How Charges Are Set for Medical Services
Not all medical services are associated with financial charges. Some procedures are bundled into an overarching service. For instance, the simple closer of an incision made by a healthcare provider is considered an integral part of the incision procedure, while the simple closer of a laceration due to trauma, is considered a surgical procedure in its own right. Professional medical billers understand when to apply the procedural code for a simple closure, either with sutures or a butterfly dressing, or whether another procedure code includes the closure. They know when charges are applicable in a particular case, and when they are not.
Charges for medical services are determined by third party payers, such as commercial healthcare insurance or government healthcare plans, using the Resource-Based Relative Value Scale (RVRBS). The RVRBS is a mathematical formula that weights the average expense healthcare providers incur when they provide specific medical services as defined by Healthcare Common Procedural Coding System (HCPCS). Third party payers determine the fee that they are willing to pay for services based on the physician work involved, the practice expense involved, and the malpractice expense involved in providing the service described by every HCPCS code. Based on the result of this formula, payers determine what is the reasonable and customary fee for each procedure performed in a pre-defined geographical area.
These fees are published in regularly updated fee schedules that are made available to healthcare providers. Medical billers review fee schedules regularly to determine how the prices charged by their institution compare to the published medical fee schedules. Medical practice administrators also review these fees to determine if providing these services to patients covered by a healthcare plan will be profitable.
While healthcare providers are free to set their fees at whatever level they feel is reasonable, they are obligated to accept no more than the agreed-upon fee schedule when they contract to provide services to the covered beneficiaries of third-party payers. The terms of the contract obligate the payer to reimburse the healthcare provider for either the actual fee charged or for the contracted fee, whichever is less.
For this reason, medical billers monitor payments. Medical fees are generally set higher than the contracted rates in order for providers to receive maximum contracted reimbursement. Any excess between the actual fee charged and the contractual rate is adjusted off the patient’s account, and the patient is not responsible for the excess in accordance with the terms of his or her insurance benefits. When medical billers notice that their fees are routinely paid in full by third-party payers, they contact practice administrators to to evaluate the possible need to raise the rates charged.
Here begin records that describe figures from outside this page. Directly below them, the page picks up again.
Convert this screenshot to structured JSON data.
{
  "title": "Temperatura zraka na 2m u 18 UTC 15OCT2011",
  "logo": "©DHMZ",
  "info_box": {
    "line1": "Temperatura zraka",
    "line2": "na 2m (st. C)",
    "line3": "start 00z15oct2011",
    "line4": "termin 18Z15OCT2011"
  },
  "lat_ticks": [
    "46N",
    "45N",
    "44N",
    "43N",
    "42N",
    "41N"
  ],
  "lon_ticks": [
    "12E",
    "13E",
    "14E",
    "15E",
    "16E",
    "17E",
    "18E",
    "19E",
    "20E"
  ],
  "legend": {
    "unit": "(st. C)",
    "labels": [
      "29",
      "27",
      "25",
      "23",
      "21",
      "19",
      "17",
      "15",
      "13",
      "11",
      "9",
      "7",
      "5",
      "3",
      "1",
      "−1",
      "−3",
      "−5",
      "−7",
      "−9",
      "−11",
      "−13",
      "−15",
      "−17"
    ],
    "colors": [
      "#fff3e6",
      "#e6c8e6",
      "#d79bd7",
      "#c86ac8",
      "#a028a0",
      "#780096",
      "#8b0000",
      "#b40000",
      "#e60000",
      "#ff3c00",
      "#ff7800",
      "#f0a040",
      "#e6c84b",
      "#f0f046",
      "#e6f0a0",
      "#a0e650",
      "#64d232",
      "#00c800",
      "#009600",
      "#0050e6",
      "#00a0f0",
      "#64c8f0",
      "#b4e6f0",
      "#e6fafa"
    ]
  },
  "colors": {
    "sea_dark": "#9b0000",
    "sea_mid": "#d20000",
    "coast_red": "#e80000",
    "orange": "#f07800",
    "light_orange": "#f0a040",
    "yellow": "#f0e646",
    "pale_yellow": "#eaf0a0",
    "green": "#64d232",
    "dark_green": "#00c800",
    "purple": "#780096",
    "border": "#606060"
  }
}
There is nothing underhanded in this, healthcare providers contract with third-party payers to receive mutually-agreed-upon rates of payment for specific services, and they are entitled to the contractual rate. Charging less shortchanges the providing institution from receiving potential income to continue being able to offer medically necessary procedures.
When medical billers and practice administrators set healthcare rates, they generally rely on the fee schedules determined by the RBRVS. Though medical billers do not perform these calculations themselves, they use the third parties’ rates as a baseline to set their practice’s fee schedule as reasonable and customary for their community. This results in fees that are above what third-party payers will reimburse for contractually covered services
Patients covered by commercial and government healthcare insurance are not affected by the rates set by individual medical practices. Their financial obligation is pre-determined by the terms of their policies. The patients who pay one hundred percent of a medical practice’s fees are patients who are not covered by third-party insurance.
Healthcare providers who contract with third-party payers do so in order to capture that payer’s beneficiaries. Due to economies of scale, they are willing to reduce their charges to a reduced rate compared to what they have determined is a reasonable charge for their practice. When a patient is not covered by insurance, he or she must negotiate the rate individually, from a weaker bargaining position than a large third-party insurer that can offer thousands of individual healthcare encounters at a pre-determined discount.
Because a legally binding contract is not involved with the reimbursement of services provided to uninsured patients, healthcare providers are free to make individual arrangements. Because of the RBRVS, which assumes a discount, most providers feel their actual charges are fair on a case-by-case basis for patients who are not covered by insurance.
Professional medical billers are responsible for preparing bills to be submitted to insurance, and for posting payments according to contractual obligations. They also serve as financial counsellors to uninsured patients, defining the financial relationship with the provider. Because of their training, they are able to make uninsured patients aware of the fees involved, and to counsel them on payment arrangements. Due to financial hardship on the patient’s part, medical billers can recommend discounts for medically necessary services, arrange payment plans, or offer discounts for services that are paid in full in advance.
While providers are not under any obligation to discount services provided to uninsured patients, they rely on professional medical billers to manage patient accounts and receive reasonable reimbursement for their services. Professionally trained medical billers can apply standard industry policies, and professional practice guidelines, to ensure that healthcare remains affordable for the patient, while remaining profitable for their employers.